Certainly, as long as most self-identified leftists come from professions and are economically comfortable while the labor movement and allied movements are in decline, redistribution will not be the major issue for the left. And, of course, the politics of growth increasingly comes into conflict with the need to stop climate change.
But when I think about main ideas for the left today, I do think – as Jacques Julliard – that “justice” in its many definitions (racial, gender, sexual, environmental, even class!) is the most common trope of the left in the U.S. and perhaps in Europe. And when I think of “progress”, I would not say that the left is more anti-progress than the right, unless one equates “progress” with the proliferation of large manufacturing facilities powered by fossil fuels. We can say that the left is afraid of science, but that may be true only of a small number of anarchists or the kind of environmentalists who hammer spikes into trees to stop, temporarily, them from being cut down. Still, at least in the U.S. and Canada, there is a large cohort of young leftists who put their scientific knowledge to use in such fields as environmental engineering, alternative energy development, and data analysis.
On the other hand, I often hear in Europe that we need to choose between more “progressive”, morally liberal, and culturally advanced left, and the left of the old working class which supports, e.g. death penalty and is against gay marriage. That we should either go hand in hand with the left that is much more focused on cultural and moral issues rather than economy and redistribution. I strongly oppose that. Choosing one or the other of these foci would be a historic and perhaps a fatal error for the left! When the left has been able to make a legitimate claim to being the only force that wants to advance both freedom and democracy, it has embraced both cultural modernism/pluralism and economic egalitarianism. And young working-class people – at least in North America and much of Europe – are often more open to cultural issues than to redistribution. This is one of the results of over three decades of neoliberal or libertarian hegemony. Activists in the now mostly defunct Occupy movement (or ‘uprising’ since it never really jelled into a social movement) strongly denied there was any contradiction between the two foci. But they were stronger on utopian hopes and rhetoric than on political strategy. The problem is that the historic institutions of the redistributionist left (labor unions, left parties, informal and often locally based working-class societies of various kinds) are weaker and on the defensive nearly everywhere. If they cannot be reimagined and reinvented, then intellectuals who want to concentrate on economic equality will be speaking mainly to themselves.

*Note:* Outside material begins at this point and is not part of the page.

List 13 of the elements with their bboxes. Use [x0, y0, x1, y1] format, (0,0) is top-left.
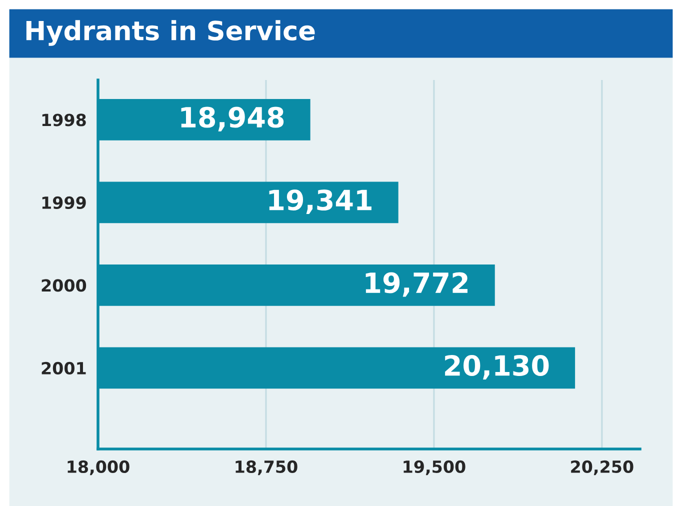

At the same time I do not think that we need to choose between imagining society as a group of classes with certain interests (teachers, workers, etc.), or as a society of individuals with different cultural, social and religious needs. In my view the basis for a good society remains as follows: “the free development of each is the condition for the free development of all.” Nonetheless, the kind of class consciousness envisioned and advocated by Marxists clearly no longer describes reality, nor does it inspire large numbers of working-class people, left-wing intellectuals and activists (some of whom are workers, of course). But we all do live nowadays, as Marx once predicted, in an almost fully capitalist political economy – and it would take an extremely naïve analyst to say that classes or, at least, fractions of classes don’t exist and struggle to defend their interests – both nationally and internationally. A left that is not rooted in social movements – old, new, yet to be born – would not be anything more than “une gauche caviar”.